The pace was relaxed initially, but the action heated up as the first sprint point approaches. The peloton split over the first QOM but reconnects quickly. A flurry of attacks followed. Eventually Chloe McConville (Orica-AIS) opened up a lasting advantage. Heather Fischer (Team USA) jumped across to McConville. Sharan Laws (Bigla) will join the party up the road, too –making it a leading trio.
Wiggle Honda is the first team to chase. Velocio-SRAM take over in the final 30 kilometres. Seventeen kilometre from the finish, the gap has fallen to 1:20. The peloton sweeps up the leaders four kilometres from the finish, and the sprint trains ready for the technical fianle to come.
Christine Majerus (Boels-Dolmans) won the sprint and pulled on the yellow jersey in the process. It was the Luxembourg national road champion’s first win for Boels-Dolmans and her first race leader’s jersey. Majerus opened up a gap around the final corner and proved strong enough to maintain the gap all the way to the line.
The two intermediate sprints and the second queen of the mountain came in quick succession on stage four the Aviva Women’s Tour and made for an interesting race. The bonus seconds were hotly contest as the overall classification was anything but decided, and queen of the mountain Melissa Hoskins showed her determined to hold onto her polka dot jersey.
With the first ranked climb coming after only ten kilometres of racing, there was no easing into stage four. Elise Delzenne (Veloocio-SRAM) edged out Hoskins to the top of the first QOM –and from that moment on, there was not a single second of rest during the stage.
Light rain began to fall before the first intermediate sprint. The sprinkles turn to showers by the stage end.
The peloton split over the second QOM. Thirty-five riders made the front group selection. The fracture in the peloton was short-lived as the second group drove a hard pace to reconnect with the first.
Elisa Longo Borghini (Wiggle Honda) and Sabrina Stultiens (Liv Plantur) combined forces up the road in the final 30 minutes of racing. The duo achieved nearly a minute advantage before Boels-Dolmans assumed responsibility for the chase. The Dutch-registered team’s work not only bridged the distance to the leaders but also destroyed the back of the bunch.

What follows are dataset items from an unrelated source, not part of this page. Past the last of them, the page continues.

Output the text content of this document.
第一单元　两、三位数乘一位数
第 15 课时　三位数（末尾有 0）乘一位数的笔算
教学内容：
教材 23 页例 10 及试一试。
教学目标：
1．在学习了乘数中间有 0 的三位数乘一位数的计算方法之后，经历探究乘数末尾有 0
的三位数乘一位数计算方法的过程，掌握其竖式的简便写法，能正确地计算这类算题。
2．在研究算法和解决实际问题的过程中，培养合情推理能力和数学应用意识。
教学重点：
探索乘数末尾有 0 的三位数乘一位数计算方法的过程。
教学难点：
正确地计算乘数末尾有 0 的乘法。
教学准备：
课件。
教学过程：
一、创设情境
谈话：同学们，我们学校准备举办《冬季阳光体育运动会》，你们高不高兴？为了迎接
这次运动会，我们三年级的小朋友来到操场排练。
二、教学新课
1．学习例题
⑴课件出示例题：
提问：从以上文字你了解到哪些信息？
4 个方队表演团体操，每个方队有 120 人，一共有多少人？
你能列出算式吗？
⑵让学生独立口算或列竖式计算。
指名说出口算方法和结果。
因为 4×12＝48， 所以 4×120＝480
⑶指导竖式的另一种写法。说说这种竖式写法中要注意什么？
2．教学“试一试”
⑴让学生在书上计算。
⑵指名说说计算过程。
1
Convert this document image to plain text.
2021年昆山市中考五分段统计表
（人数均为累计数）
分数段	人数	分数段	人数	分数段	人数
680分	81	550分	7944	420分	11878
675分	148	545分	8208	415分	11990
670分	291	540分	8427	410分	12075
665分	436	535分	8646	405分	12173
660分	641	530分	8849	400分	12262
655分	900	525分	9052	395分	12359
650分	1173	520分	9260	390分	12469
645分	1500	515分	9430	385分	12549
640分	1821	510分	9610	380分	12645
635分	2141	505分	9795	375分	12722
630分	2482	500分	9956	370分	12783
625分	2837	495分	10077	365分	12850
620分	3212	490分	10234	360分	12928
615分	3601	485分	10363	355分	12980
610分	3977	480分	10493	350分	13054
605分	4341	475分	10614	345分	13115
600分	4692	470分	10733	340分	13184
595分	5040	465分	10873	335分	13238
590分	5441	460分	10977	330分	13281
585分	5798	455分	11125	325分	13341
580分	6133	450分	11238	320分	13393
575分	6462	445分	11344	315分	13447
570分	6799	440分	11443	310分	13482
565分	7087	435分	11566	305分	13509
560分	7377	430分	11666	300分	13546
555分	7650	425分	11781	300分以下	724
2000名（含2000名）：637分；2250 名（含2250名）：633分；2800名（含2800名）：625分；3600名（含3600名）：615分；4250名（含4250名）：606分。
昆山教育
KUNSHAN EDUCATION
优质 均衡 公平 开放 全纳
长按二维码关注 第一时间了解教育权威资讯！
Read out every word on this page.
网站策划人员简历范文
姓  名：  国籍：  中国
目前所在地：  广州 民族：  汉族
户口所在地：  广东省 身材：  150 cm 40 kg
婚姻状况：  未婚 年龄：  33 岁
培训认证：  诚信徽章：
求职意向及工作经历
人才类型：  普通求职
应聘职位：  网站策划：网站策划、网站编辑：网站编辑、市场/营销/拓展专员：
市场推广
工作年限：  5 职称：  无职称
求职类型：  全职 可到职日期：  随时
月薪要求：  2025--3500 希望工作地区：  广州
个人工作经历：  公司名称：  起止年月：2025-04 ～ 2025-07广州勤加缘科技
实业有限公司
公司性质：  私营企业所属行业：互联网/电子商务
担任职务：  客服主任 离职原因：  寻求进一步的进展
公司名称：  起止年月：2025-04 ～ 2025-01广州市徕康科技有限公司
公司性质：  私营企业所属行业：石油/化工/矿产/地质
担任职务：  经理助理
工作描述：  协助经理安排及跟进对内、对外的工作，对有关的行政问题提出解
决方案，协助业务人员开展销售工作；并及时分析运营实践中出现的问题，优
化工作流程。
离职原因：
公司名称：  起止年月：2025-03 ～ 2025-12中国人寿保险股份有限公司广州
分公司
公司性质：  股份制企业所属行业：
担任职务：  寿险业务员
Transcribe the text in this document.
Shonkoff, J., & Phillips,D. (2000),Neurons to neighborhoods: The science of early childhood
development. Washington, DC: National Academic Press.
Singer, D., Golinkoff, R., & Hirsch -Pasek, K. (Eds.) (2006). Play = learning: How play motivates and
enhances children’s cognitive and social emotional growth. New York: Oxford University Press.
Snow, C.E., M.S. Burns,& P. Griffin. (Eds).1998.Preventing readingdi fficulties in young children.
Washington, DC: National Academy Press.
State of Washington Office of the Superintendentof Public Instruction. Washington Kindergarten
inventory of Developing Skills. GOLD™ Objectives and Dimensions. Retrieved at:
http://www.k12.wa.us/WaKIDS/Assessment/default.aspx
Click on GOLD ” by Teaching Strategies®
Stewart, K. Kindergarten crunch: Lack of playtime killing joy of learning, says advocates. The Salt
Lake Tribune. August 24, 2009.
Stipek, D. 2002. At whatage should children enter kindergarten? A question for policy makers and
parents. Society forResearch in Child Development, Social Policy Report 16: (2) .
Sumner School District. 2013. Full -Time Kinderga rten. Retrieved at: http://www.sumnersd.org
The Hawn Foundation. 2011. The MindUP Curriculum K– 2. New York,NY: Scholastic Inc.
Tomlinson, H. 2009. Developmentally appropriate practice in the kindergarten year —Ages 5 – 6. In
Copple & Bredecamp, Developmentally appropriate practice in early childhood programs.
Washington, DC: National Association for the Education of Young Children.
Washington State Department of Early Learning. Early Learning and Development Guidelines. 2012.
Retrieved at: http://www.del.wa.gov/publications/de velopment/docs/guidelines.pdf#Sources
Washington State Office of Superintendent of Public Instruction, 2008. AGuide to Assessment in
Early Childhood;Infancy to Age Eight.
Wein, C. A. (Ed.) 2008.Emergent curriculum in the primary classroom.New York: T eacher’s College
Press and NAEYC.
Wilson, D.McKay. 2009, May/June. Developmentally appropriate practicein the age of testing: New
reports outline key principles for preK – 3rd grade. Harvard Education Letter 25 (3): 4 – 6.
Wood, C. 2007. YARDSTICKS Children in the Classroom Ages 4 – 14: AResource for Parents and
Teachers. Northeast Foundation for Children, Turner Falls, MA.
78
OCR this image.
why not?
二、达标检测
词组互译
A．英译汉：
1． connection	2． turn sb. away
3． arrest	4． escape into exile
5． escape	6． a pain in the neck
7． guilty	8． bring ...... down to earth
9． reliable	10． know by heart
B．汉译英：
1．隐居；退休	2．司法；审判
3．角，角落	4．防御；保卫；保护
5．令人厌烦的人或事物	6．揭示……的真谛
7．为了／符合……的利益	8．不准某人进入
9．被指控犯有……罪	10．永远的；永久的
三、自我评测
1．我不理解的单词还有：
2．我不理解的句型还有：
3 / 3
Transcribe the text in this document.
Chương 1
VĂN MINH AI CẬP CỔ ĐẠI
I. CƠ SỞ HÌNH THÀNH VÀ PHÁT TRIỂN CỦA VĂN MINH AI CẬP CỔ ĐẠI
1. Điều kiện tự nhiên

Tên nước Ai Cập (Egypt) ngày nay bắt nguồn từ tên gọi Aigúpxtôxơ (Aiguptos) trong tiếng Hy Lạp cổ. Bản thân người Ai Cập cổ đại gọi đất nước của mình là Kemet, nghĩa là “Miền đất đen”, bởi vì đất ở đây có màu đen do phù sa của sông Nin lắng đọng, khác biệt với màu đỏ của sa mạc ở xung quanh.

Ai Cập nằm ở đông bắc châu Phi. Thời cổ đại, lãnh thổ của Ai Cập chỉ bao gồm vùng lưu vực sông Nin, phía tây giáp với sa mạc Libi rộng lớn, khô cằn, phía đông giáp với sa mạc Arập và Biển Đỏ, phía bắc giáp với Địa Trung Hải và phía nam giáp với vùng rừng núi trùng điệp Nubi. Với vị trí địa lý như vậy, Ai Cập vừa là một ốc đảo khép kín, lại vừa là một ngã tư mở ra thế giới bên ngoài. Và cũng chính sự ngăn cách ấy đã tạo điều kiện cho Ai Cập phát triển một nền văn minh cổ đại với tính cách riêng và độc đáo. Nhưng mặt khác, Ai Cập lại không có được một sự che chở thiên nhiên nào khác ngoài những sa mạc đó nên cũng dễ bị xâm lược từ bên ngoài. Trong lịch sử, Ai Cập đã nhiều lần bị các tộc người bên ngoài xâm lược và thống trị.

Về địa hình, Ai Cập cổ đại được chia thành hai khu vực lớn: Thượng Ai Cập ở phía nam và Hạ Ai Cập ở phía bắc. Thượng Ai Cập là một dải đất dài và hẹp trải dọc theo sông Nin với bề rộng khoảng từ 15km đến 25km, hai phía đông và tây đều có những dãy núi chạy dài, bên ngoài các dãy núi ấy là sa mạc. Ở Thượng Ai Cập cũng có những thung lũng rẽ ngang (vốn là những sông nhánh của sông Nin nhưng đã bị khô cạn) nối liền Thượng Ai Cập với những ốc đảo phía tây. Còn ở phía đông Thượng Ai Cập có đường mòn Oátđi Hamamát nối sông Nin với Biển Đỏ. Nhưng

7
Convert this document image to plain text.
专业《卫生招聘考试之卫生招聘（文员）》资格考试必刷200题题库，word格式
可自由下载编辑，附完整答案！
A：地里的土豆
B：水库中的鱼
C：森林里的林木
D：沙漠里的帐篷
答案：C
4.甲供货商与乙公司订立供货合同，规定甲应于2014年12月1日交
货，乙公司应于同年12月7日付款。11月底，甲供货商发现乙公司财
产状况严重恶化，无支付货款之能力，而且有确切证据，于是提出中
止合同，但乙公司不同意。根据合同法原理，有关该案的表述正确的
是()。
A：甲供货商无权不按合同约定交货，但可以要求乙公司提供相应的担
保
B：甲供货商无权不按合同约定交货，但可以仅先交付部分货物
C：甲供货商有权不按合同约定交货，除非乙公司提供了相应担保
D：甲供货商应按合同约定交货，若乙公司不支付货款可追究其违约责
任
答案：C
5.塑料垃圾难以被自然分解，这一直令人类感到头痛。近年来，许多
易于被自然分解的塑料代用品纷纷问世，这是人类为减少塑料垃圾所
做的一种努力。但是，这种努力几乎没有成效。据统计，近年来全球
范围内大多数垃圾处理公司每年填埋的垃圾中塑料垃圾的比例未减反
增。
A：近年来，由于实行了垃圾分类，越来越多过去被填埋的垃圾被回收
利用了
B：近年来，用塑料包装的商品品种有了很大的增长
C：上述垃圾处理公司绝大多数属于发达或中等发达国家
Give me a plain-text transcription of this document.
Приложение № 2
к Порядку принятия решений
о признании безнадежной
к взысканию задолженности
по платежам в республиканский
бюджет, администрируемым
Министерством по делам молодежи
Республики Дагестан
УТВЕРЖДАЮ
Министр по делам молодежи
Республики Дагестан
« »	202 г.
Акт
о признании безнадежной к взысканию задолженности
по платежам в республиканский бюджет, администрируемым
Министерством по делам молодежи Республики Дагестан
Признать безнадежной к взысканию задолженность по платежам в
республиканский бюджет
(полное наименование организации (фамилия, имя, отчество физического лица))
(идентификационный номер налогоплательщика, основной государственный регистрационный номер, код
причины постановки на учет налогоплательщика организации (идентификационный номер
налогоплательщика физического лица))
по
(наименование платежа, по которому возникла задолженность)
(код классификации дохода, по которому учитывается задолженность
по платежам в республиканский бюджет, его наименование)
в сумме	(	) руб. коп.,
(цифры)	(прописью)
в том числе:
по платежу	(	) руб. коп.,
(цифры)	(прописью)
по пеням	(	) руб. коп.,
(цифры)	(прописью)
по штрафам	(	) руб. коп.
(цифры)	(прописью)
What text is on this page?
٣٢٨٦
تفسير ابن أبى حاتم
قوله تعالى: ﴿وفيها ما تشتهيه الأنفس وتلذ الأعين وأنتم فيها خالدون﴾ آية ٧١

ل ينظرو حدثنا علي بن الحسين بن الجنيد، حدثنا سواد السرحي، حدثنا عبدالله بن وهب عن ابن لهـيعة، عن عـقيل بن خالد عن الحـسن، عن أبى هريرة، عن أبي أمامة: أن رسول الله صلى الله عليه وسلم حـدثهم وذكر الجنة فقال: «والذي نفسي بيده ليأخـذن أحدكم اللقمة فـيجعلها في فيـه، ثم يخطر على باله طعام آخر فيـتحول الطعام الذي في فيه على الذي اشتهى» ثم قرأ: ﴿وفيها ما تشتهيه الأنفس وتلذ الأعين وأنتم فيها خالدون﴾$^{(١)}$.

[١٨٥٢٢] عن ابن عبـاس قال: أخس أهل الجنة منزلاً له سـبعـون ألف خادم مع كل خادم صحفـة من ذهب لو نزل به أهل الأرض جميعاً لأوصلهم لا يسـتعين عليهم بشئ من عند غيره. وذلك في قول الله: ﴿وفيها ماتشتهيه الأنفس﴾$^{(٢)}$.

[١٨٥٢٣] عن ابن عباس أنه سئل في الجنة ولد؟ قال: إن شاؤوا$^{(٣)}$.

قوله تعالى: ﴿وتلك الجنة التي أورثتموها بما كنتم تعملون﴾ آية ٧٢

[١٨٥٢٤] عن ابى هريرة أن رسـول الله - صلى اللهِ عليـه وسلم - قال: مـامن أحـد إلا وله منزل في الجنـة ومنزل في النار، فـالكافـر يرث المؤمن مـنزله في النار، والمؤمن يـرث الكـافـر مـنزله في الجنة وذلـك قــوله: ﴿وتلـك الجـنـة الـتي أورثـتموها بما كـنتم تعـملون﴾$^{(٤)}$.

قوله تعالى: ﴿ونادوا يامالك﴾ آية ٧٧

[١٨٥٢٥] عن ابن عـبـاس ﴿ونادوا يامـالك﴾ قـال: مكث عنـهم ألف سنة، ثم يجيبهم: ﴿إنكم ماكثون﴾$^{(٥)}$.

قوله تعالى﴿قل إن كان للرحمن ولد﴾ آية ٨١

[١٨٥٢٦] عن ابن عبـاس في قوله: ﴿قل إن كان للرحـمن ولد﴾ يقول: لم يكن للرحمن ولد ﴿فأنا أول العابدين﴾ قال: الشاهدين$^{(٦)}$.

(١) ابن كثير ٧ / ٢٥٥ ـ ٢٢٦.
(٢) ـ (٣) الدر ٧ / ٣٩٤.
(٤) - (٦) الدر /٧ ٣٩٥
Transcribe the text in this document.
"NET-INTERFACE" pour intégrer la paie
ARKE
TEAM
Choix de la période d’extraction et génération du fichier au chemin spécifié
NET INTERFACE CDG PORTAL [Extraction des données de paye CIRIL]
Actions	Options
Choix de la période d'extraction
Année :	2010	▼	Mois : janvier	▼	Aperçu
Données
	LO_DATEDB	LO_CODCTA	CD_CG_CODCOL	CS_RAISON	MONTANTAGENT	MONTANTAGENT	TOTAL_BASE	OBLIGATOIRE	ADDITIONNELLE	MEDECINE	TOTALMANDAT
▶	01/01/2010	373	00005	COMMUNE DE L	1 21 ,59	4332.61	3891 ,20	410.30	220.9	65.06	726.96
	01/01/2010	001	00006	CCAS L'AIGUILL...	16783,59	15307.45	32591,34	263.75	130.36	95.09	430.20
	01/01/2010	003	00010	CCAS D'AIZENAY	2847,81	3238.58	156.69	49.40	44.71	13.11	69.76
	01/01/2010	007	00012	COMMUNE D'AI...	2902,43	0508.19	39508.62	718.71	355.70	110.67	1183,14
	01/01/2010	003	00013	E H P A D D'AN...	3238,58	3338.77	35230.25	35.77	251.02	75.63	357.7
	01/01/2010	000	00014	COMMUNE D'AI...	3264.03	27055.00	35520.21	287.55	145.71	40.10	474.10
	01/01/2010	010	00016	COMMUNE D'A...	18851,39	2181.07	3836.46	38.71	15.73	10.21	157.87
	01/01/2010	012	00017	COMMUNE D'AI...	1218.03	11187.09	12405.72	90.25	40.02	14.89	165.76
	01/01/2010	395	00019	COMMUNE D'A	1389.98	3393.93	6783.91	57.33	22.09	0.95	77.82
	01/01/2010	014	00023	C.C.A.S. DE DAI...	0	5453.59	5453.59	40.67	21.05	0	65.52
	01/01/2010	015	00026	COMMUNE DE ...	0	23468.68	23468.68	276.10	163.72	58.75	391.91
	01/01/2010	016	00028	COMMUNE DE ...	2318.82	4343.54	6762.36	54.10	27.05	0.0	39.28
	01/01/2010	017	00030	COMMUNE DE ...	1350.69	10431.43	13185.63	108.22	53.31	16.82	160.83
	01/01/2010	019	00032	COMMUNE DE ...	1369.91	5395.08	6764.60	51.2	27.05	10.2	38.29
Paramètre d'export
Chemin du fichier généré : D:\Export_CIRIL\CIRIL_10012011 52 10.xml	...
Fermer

Lisa Brennauer (Velocio-SRAM) edged out Emma Johansson (Orica-AIS) for the win. Lotto Lepistö (Bigla) rounded out the stage podium. With bonus seconds, Breannauer moved back into the yellow jersey she had lost to Majerus the day previous. Crowd favourite Melissa Hoskins (Orica-AIS) held tight to polka dot jersey –ready to fight to the finish to keep it.
A mere 11 seconds separated first place from fourth place at the start of the final day of racing at the Aviva Women’s Tour. With bonus seconds on offer at two intermediate sprints and on the finish line, Brennauer;s hold on the yellow jersey was tenuous.
With so much at stake, stage five proved an animated affair from start to finish. There were non-stop attacks, two major break attempts, exciting intermediate sprints, fiercely contested queen of the mountain climbs, a fracture in the peloton that Wiggle Honda worked incredibly hard to repair.
Like each of the previous day’s, the final stage ended in a bunch kick. Best British rider Hannah Barnes (UnitedHealthcare) took the biggest win of her young career with a brilliant sprint victory in Hemel Hempstead over Jolien d’Hoore (Wiggle Honda) and Simona Frapportia (Alé Cipollini).
Although she finished outside of the top three, Brennauer did enough to keep the yellow jersey. It was mission accomplished for Australia’s Mel Hoksins, who won the polka dot jersey following five days of racing -not a bad result for a trackie.